Effect of Al Content on Abnormal Grain Growth and Superelasticity in Fe-Mn-Al-Cr-Ni Shape Memory Alloys with Near-Zero Temperature-Dependence of Transformation Stress

The solvus temperature of face-centered cubic (FCC) phase in Fe-34Mn-xAl-4Cr-7.5Ni (x = 13, 14, and 15) shape memory alloys with different Al contents, and their abnormal grain growth and superelasticity at various temperatures were evaluated. With increasing Al content, the solvus temperature of the FCC phase decreased and the FCC precipitates became finer. Whereas cyclic heat treatment induced abnormal grain growth (AGG) in all samples, large grains were obtained more easily in the alloys with higher Al content. The critical stress for martensitic transformation increased with increasing Al content. The x = 14 alloy is the optimal composition considering grain growth and superelasticity.
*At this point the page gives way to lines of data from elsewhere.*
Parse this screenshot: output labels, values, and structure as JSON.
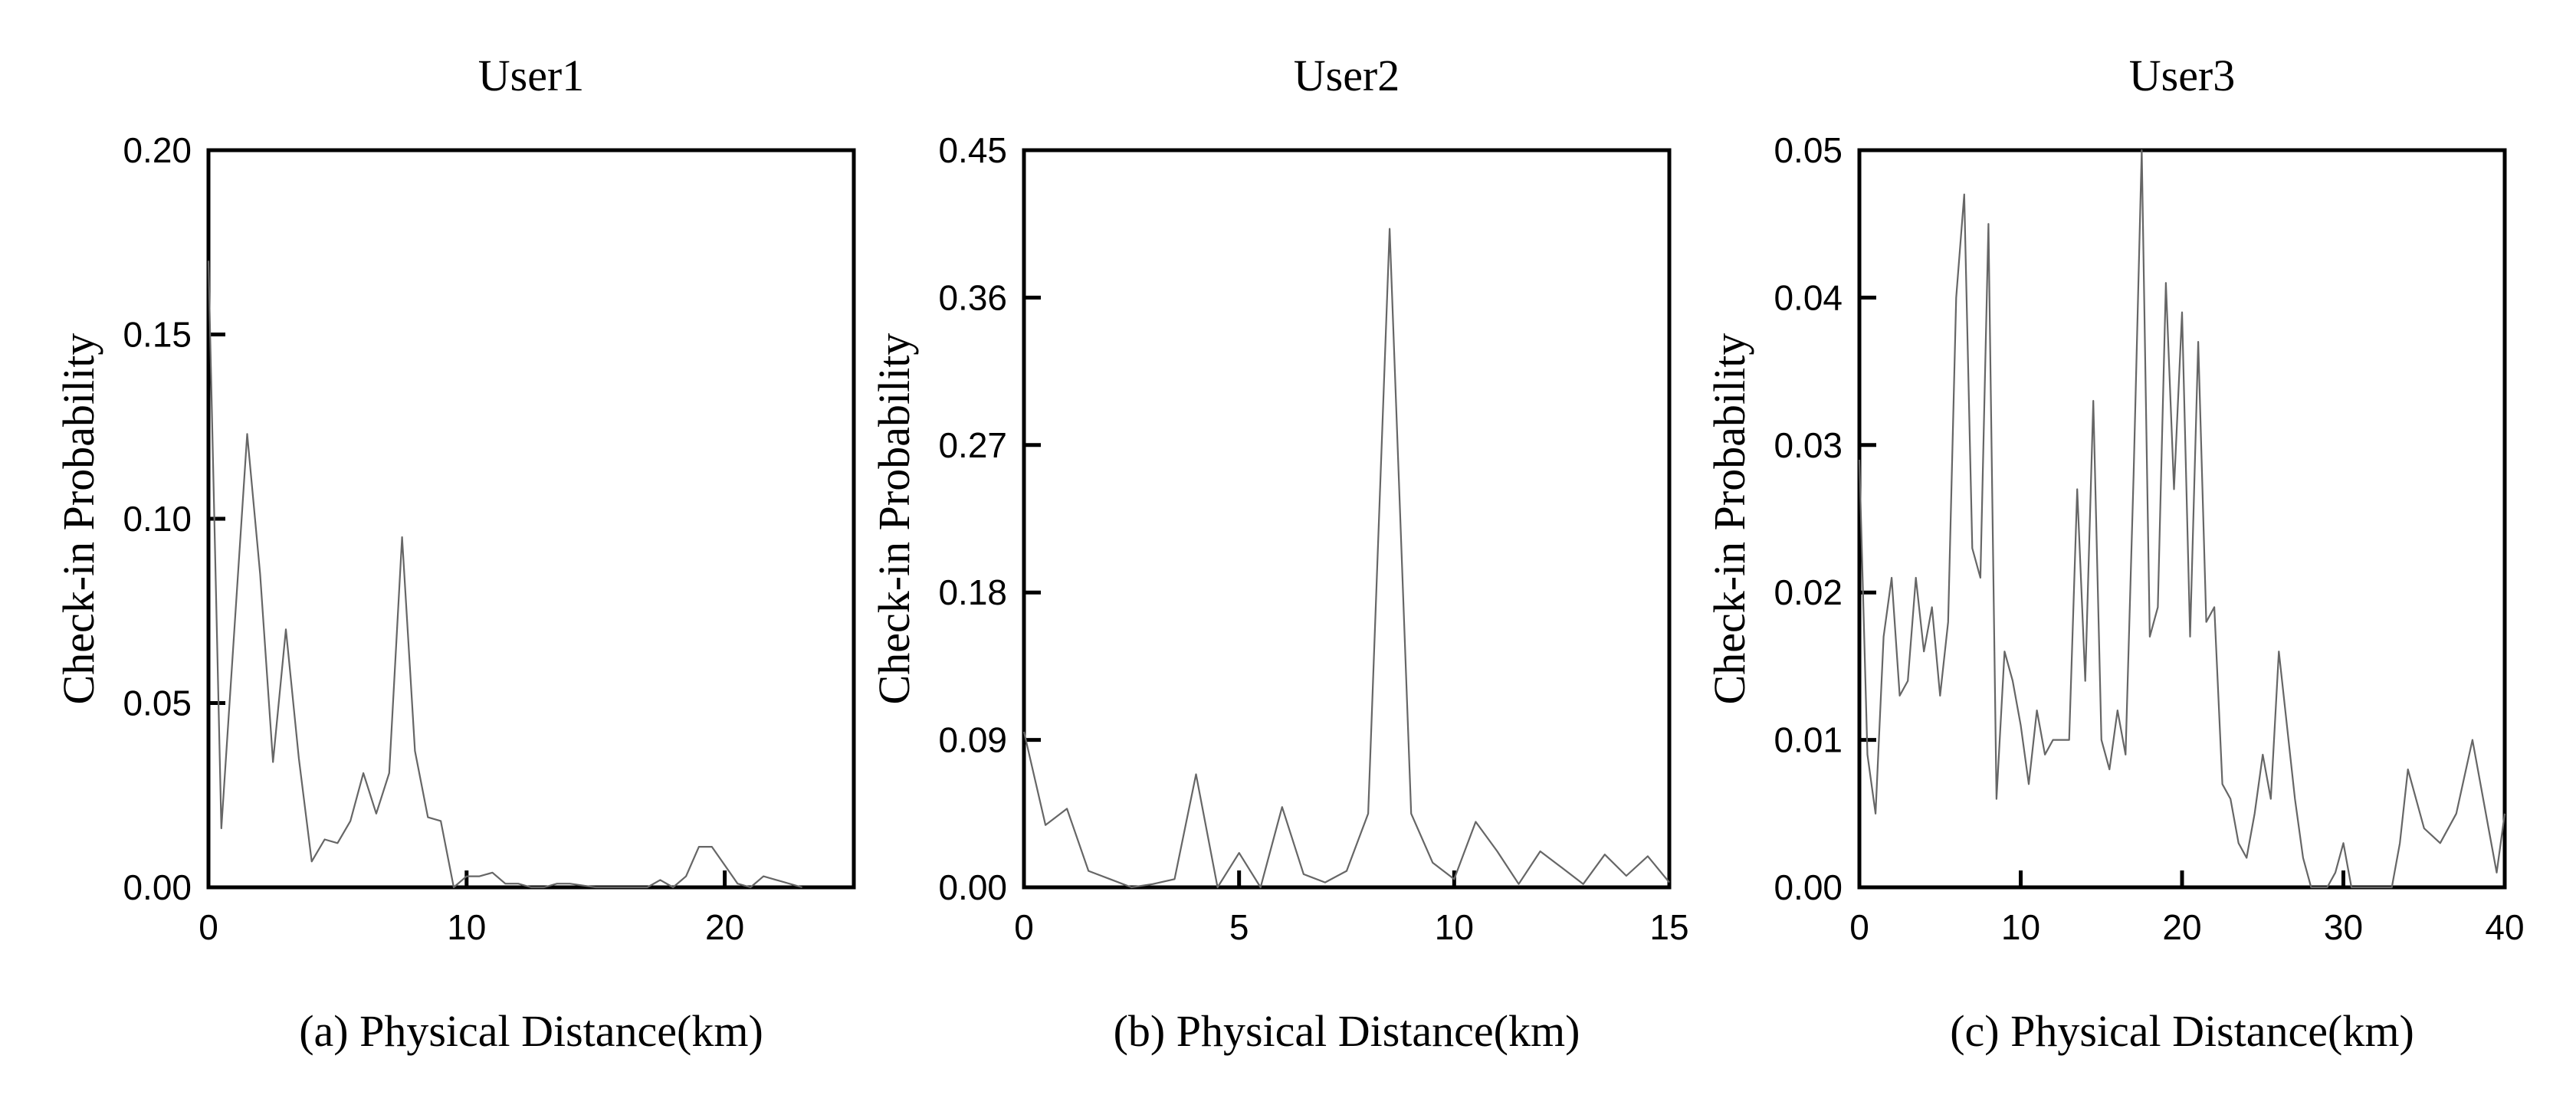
{
  "chart_data": [
    {
      "type": "line",
      "title": "User1",
      "caption": "(a)  Physical Distance(km)",
      "ylabel": "Check-in Probability",
      "xlim": [
        0,
        25
      ],
      "ylim": [
        0,
        0.2
      ],
      "xticks": [
        0,
        10,
        20
      ],
      "yticks": [
        0.0,
        0.05,
        0.1,
        0.15,
        0.2
      ],
      "x_tick_labels": [
        "0",
        "10",
        "20"
      ],
      "y_tick_labels": [
        "0.00",
        "0.05",
        "0.10",
        "0.15",
        "0.20"
      ],
      "color": "#666666",
      "series": [
        {
          "x": [
            0,
            0.5,
            1.5,
            2.0,
            2.5,
            3.0,
            3.5,
            4.0,
            4.5,
            5.0,
            5.5,
            6.0,
            6.5,
            7.0,
            7.5,
            8.0,
            8.5,
            9.0,
            9.5,
            10.0,
            10.5,
            11.0,
            11.5,
            12.0,
            12.5,
            13.0,
            13.5,
            14.0,
            15.0,
            16.0,
            17.0,
            17.5,
            18.0,
            18.5,
            19.0,
            19.5,
            20.0,
            20.5,
            21.0,
            21.5,
            22.0,
            23.0
          ],
          "y": [
            0.17,
            0.016,
            0.123,
            0.085,
            0.034,
            0.07,
            0.035,
            0.007,
            0.013,
            0.012,
            0.018,
            0.031,
            0.02,
            0.031,
            0.095,
            0.037,
            0.019,
            0.018,
            0.0,
            0.003,
            0.003,
            0.004,
            0.001,
            0.001,
            0.0,
            0.0,
            0.001,
            0.001,
            0.0,
            0.0,
            0.0,
            0.002,
            0.0,
            0.003,
            0.011,
            0.011,
            0.006,
            0.001,
            0.0,
            0.003,
            0.002,
            0.0
          ]
        }
      ]
    },
    {
      "type": "line",
      "title": "User2",
      "caption": "(b)  Physical Distance(km)",
      "ylabel": "Check-in Probability",
      "xlim": [
        0,
        15
      ],
      "ylim": [
        0,
        0.45
      ],
      "xticks": [
        0,
        5,
        10,
        15
      ],
      "yticks": [
        0.0,
        0.09,
        0.18,
        0.27,
        0.36,
        0.45
      ],
      "x_tick_labels": [
        "0",
        "5",
        "10",
        "15"
      ],
      "y_tick_labels": [
        "0.00",
        "0.09",
        "0.18",
        "0.27",
        "0.36",
        "0.45"
      ],
      "color": "#666666",
      "series": [
        {
          "x": [
            0,
            0.5,
            1.0,
            1.5,
            2.0,
            2.5,
            3.0,
            3.5,
            4.0,
            4.5,
            5.0,
            5.5,
            6.0,
            6.5,
            7.0,
            7.5,
            8.0,
            8.5,
            9.0,
            9.5,
            10.0,
            10.5,
            11.0,
            11.5,
            12.0,
            12.5,
            13.0,
            13.5,
            14.0,
            14.5,
            15.0
          ],
          "y": [
            0.095,
            0.038,
            0.048,
            0.01,
            0.005,
            0.0,
            0.002,
            0.005,
            0.069,
            0.0,
            0.021,
            0.0,
            0.049,
            0.008,
            0.003,
            0.01,
            0.045,
            0.402,
            0.045,
            0.015,
            0.005,
            0.04,
            0.022,
            0.002,
            0.022,
            0.012,
            0.002,
            0.02,
            0.007,
            0.019,
            0.003
          ]
        }
      ]
    },
    {
      "type": "line",
      "title": "User3",
      "caption": "(c)  Physical Distance(km)",
      "ylabel": "Check-in Probability",
      "xlim": [
        0,
        40
      ],
      "ylim": [
        0,
        0.05
      ],
      "xticks": [
        0,
        10,
        20,
        30,
        40
      ],
      "yticks": [
        0.0,
        0.01,
        0.02,
        0.03,
        0.04,
        0.05
      ],
      "x_tick_labels": [
        "0",
        "10",
        "20",
        "30",
        "40"
      ],
      "y_tick_labels": [
        "0.00",
        "0.01",
        "0.02",
        "0.03",
        "0.04",
        "0.05"
      ],
      "color": "#666666",
      "series": [
        {
          "x": [
            0,
            0.5,
            1.0,
            1.5,
            2.0,
            2.5,
            3.0,
            3.5,
            4.0,
            4.5,
            5.0,
            5.5,
            6.0,
            6.5,
            7.0,
            7.5,
            8.0,
            8.5,
            9.0,
            9.5,
            10.0,
            10.5,
            11.0,
            11.5,
            12.0,
            12.5,
            13.0,
            13.5,
            14.0,
            14.5,
            15.0,
            15.5,
            16.0,
            16.5,
            17.0,
            17.5,
            18.0,
            18.5,
            19.0,
            19.5,
            20.0,
            20.5,
            21.0,
            21.5,
            22.0,
            22.5,
            23.0,
            23.5,
            24.0,
            24.5,
            25.0,
            25.5,
            26.0,
            26.5,
            27.0,
            27.5,
            28.0,
            28.5,
            29.0,
            29.5,
            30.0,
            30.5,
            31.0,
            31.5,
            32.0,
            32.5,
            33.0,
            33.5,
            34.0,
            35.0,
            36.0,
            37.0,
            38.0,
            39.0,
            39.5,
            40.0
          ],
          "y": [
            0.029,
            0.009,
            0.005,
            0.017,
            0.021,
            0.013,
            0.014,
            0.021,
            0.016,
            0.019,
            0.013,
            0.018,
            0.04,
            0.047,
            0.023,
            0.021,
            0.045,
            0.006,
            0.016,
            0.014,
            0.011,
            0.007,
            0.012,
            0.009,
            0.01,
            0.01,
            0.01,
            0.027,
            0.014,
            0.033,
            0.01,
            0.008,
            0.012,
            0.009,
            0.028,
            0.05,
            0.017,
            0.019,
            0.041,
            0.027,
            0.039,
            0.017,
            0.037,
            0.018,
            0.019,
            0.007,
            0.006,
            0.003,
            0.002,
            0.005,
            0.009,
            0.006,
            0.016,
            0.011,
            0.006,
            0.002,
            0.0,
            0.0,
            0.0,
            0.001,
            0.003,
            0.0,
            0.0,
            0.0,
            0.0,
            0.0,
            0.0,
            0.003,
            0.008,
            0.004,
            0.003,
            0.005,
            0.01,
            0.004,
            0.001,
            0.005
          ]
        }
      ]
    }
  ]
}
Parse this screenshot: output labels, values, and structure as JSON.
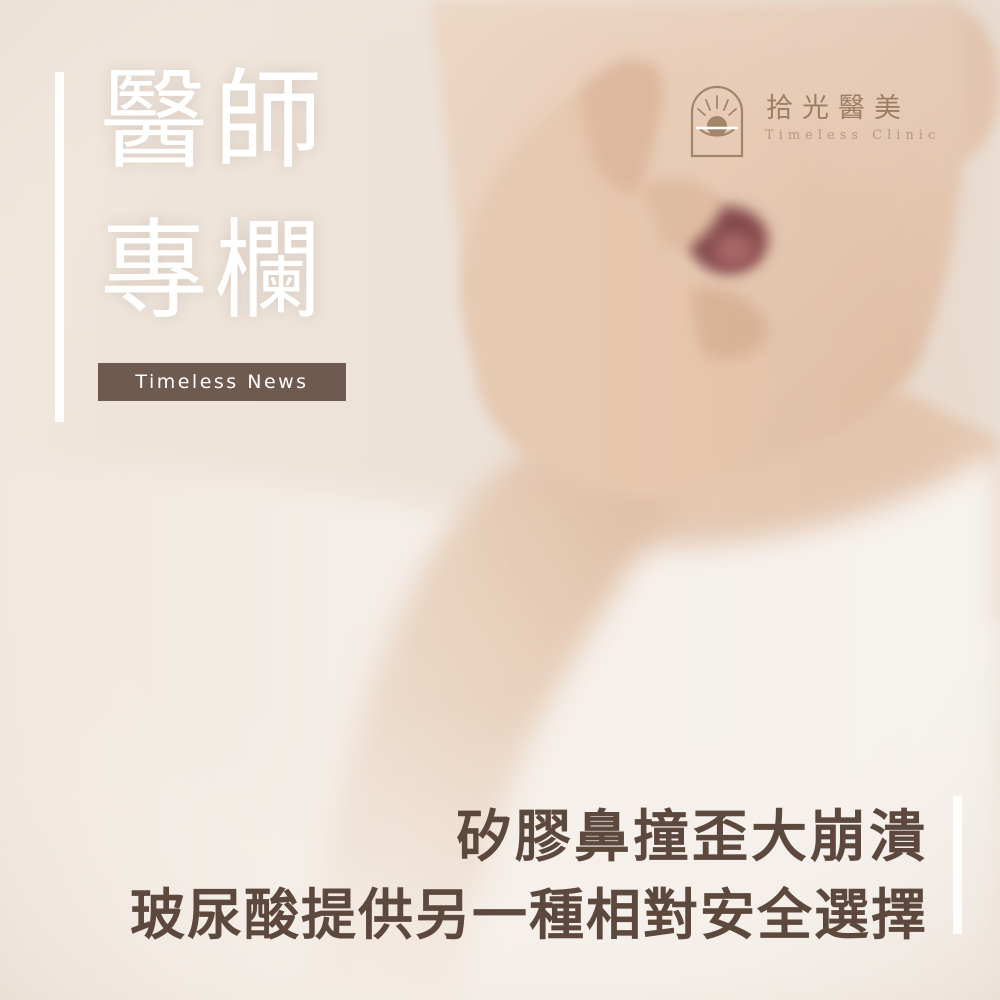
{
  "header": {
    "title_line_1": "醫師",
    "title_line_2": "專欄",
    "badge": "Timeless News"
  },
  "logo": {
    "name_zh": "拾光醫美",
    "name_en": "Timeless Clinic"
  },
  "headline": {
    "line_1": "矽膠鼻撞歪大崩潰",
    "line_2": "玻尿酸提供另一種相對安全選擇"
  },
  "photo": {
    "subject": "person-covering-nose-photo",
    "background_color": "#ece2d8",
    "skin_color": "#e9cdb6",
    "shirt_color": "#f6f2ee"
  },
  "colors": {
    "accent": "#6f5a50",
    "headline_text": "#5d483d",
    "logo_gold": "#9c7e62",
    "title_text": "#ffffff"
  }
}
The newly developed Fe-34Mn-14Al-4Cr-7.5Ni alloy, in which single-crystal can easily be fabricated by AGG, exhibited superelasticity at temperatures ranging from - 263 degrees C (10 K) to 27 degrees C (300 K), with a very small temperature-dependence of the critical stress, comparable to that of conventional Fe-34Mn-13.5Al-3Cr-7.5Ni alloy.

Automated summary

The study evaluated the solvus temperature of the FCC phase in Fe-34Mn-xAl-4Cr-7.5Ni shape memory alloys with varying Al content, as well as their abnormal grain growth and superelasticity at different temperatures. The results showed that increasing Al content led to a decrease in solvus temperature of the FCC phase, finer FCC precipitates, and easier formation of large grains. The newly developed Fe-34Mn-14Al-4Cr-7.5Ni alloy exhibited superelasticity over a wide temperature range with minimal temperature-dependence of critical stress.